Daniel's O.T.T. Award for tonight goes to Nip/Tuck. (For those who don't know, O.T.T. stands for Over The Top.) First off, Dr. Christian Troy gets his nose broken during a raunchy sexual mishap. This happened when his vixen du jour sneezed violently in reaction to a down pillow. (But will someone explain to me why she was holding up the pillow during sex? That seemed weird. I thought she was getting ready to snuff him in some kind of Basic Instinct moment.) Later, Christian gets his ego deflated by some women in his life — like that sexy female doctor and his nymphomaniac girlfriend. So his reaction to all this "turning 40" ennui is to attempt a self-nose job in the bathroom mirror? Puh-lease. Dr. Sean McNamara's self-confidence problem — aka the Soap-Opera Surgeon's Shaky-Hand Syndrome — is then cured by fixing Christian's botched nose job. Oh, and Christian opts to remains fully conscious during this painful surgery, so he can act as a cheerleader for Sean. Double puh-lease.
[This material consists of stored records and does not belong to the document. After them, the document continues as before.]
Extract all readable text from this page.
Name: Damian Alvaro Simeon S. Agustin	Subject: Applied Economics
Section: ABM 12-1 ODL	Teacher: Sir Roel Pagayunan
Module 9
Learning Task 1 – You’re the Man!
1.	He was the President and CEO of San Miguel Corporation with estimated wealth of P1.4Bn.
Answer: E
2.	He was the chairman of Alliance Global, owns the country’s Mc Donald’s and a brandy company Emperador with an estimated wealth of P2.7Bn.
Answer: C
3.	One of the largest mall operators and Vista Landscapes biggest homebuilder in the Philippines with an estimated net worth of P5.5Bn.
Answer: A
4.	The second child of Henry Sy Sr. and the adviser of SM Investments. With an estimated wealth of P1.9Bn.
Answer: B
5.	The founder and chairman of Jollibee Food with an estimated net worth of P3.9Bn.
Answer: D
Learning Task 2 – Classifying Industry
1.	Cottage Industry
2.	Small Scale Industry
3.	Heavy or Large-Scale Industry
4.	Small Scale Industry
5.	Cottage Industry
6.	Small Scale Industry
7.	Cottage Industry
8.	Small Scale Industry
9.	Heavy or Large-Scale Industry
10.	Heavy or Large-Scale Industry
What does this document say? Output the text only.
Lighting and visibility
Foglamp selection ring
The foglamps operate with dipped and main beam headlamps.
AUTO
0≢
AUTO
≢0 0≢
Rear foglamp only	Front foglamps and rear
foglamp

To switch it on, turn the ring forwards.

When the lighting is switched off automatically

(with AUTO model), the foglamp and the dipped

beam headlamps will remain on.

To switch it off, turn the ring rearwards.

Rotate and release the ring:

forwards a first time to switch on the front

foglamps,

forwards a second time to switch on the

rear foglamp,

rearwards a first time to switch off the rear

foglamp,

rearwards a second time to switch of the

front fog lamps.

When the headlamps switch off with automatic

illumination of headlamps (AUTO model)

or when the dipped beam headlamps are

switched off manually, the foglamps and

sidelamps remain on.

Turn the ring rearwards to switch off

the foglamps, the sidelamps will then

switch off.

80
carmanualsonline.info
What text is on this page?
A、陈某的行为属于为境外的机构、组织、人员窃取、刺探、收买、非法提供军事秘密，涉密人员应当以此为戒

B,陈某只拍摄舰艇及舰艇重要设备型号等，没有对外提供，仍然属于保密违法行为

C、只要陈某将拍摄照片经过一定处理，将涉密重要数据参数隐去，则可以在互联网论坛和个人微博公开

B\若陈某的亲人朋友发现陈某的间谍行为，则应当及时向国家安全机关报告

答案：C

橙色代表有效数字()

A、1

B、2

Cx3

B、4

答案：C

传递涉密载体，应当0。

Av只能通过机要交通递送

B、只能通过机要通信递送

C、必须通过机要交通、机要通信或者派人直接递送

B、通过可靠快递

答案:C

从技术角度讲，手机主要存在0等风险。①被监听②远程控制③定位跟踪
I did like how Matt refused to confess to the hit-and-run, even after Sean's pep talk about how he'd love the kid anyway if he were guilty. Matt's choice was the only believable thing about this whole wacky episode. Everyone else's emotional problems and their O.T.T. antics were too much. These people almost make those neurotic, self-indulgent characters on Six Feet Under look sensible and down to earth. All that said, I was completely entertained. Half the fun of watching Nip/Tuck is to rant and rave about it all, isn't it?

Law & Order: SVU
They oughta call this show Law & Order: SV Ewww! It's so ridiculous. A teenage girl dies, and it turns out she was pregnant with a relative's child. So we're taken through all the truly heinous incest scenarios that could possibly have led to this. Midway through the investigation, her father's suddenly shot to death. And we learn this girl and the boyfriend who impregnated her were unwittingly siblings committing incest. They secretly shared the same dad, who was living a double life. This gives the special guest stars — Jane Seymour and Supergirl's Helen Slater! — an excuse for lots of maternal and wifely histrionics. The brother/boyfriend also throws up onscreen because he realizes he was zooma-zoomin' his dead half-sister. And by the end, I can't keep track when they reveal who killed whom because I'm so freakin' confused and nauseated myself. SVU's gratuitously perverse permutations of rape, murder, molestation and miscellaneous depravity do not make for a feel-good show, let me tell ya. I'm traumatized!

E! True Hollywood Story
One of our Weekend Watercooler guys, Michael Peck, poked fun at this Heather Locklear edition in his column on Monday. However, he neglected to mention that I'm a featured expert in the show! Don't worry, we're not catfighting behind the scenes like Heather's castmates on Melrose Place. Mr. Peck only meant to tactfully avoid including his colleague among the "typical True Hollywood Story collection of well-meaning celeb-types" who "miss the point." While I thank him for the professional courtesy, let me just say this: I am a TV Guide-certified Locklear-ologist. And I may be frothy, frivolous and know way more about Sammy Jo's stint on Dynasty than anyone really should. But dammit, I'm proud. According to my sentimental Italian mama, seeing her bambino "looking all grown-up on TV" literally brought tears of joy to her eyes. And if it makes her that happy, I'm willing to risk looking silly by discussing Heather Locklear's addiction to bad-boy rockers with a straight face. She spent "seven hours in labor," so it's the least I can do.